To facilitate e-invoicing, the data needs to be shared in a standardised format. Australia and New Zealand have adopted the Pan-European Public Procurement On-Line (PEPPOL) interoperability framework. This international e-invoicing standard is used in more than 34 countries and is run by non- profit association OpenPeppol.
According to Deloitte research, e-invoicing is being adopted in varying levels in countries, with France, Greece and Norway mandating it. E-invoicing will force SMEs to upgrade their practices and systems, reducing payment times and manual processing errors. Aside from improved efficiencies, lower business costs and improved payment terms, it also creates an audit trail.
Revenue authorities around the world are shifting to more digitised ways of collecting and assessing taxation information. Some of these have used e-invoicing to conduct data-matching exercises between the amount of VAT reported by both supplier and buyer to the revenue authority.
Change is coming
As part of the Digital Business Plan, all Commonwealth agencies are mandated to adopt e-invoicing by 1 July this year, investing $3.6m to facilitate e-invoicing adoption across the public sector. It involves a commitment to pay within five and 10 days respectively. More than 80 per cent of Commonwealth invoices are able to be received electronically. Australian and New Zealand governments are also strongly encouraging the adoption of e-invoicing across all levels of government and business.
While there is no current mandatory rollout for e-invoicing for non-government entities, Deloitte anticipates that the ATO will eventually implement a rollout similar to the Single Touch Payroll to mandate the use of e-invoicing for large companies. Companies should be prepared for changes ahead.
Goodbye paper receipts
The decline of the traditional paper receipt is also in train, thanks to a raft of competitors building products around digitised receipts.

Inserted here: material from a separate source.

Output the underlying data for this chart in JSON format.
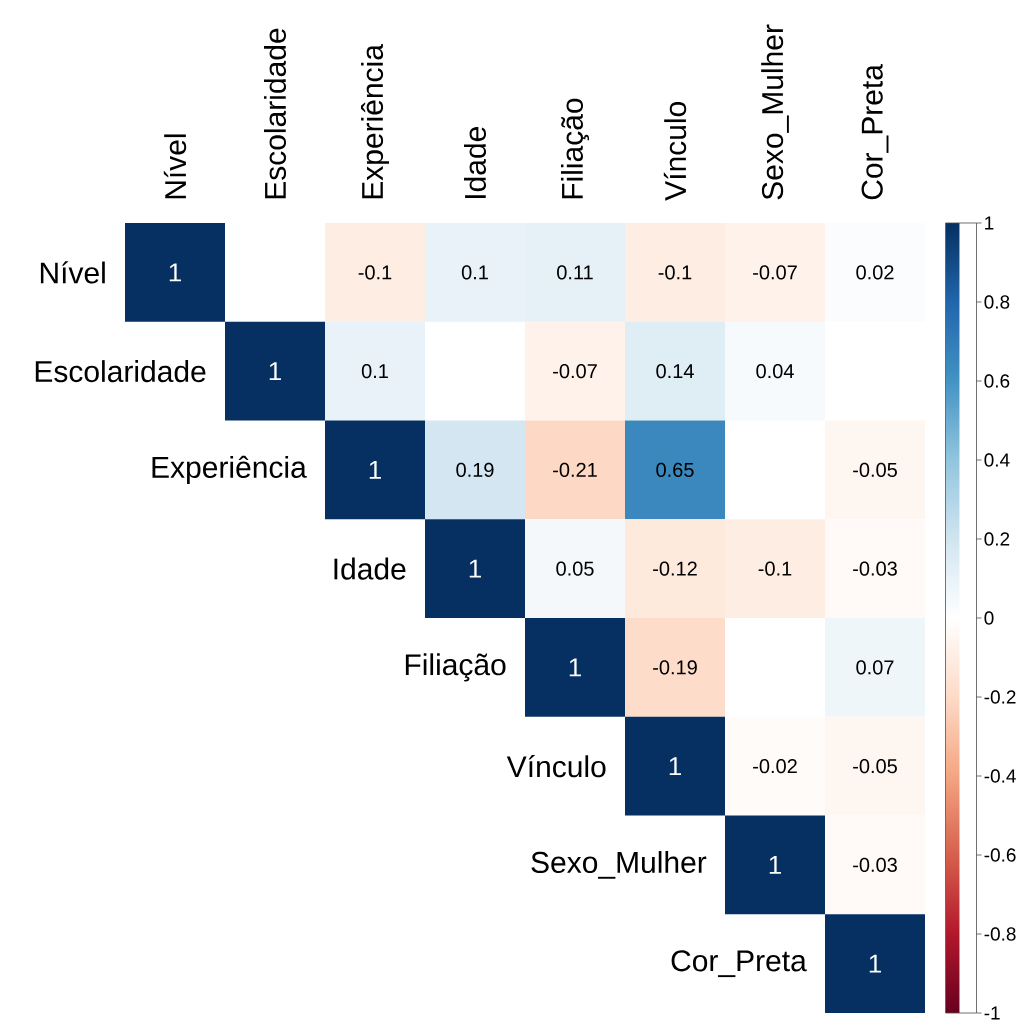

In Australia, the four big banks have invested in Slyp — founded by former PayPal and ANZ executives Paul Weingarth, Spiro Rokos and Mike Boyd — which has built a system to deliver digital receipts into bank apps. NAB launched Slyp smart receipts via its mobile banking app in late 2020, allowing customers to opt in to receive receipts digitally and others are working on integration. Participating retailers include Chemist Warehouse (which prints around 2.2 million paper receipts a week), Harris Farm Markets and General Pants.
Fintech DiviPay, backed by ANZ, has combined with Slyp to offer an end-to-end digital process for employee expenses to send receipts straight to the cloud on payment. Slyp estimates customers receive an average of two or three paper receipts per day, 93 per cent of them non-recyclable.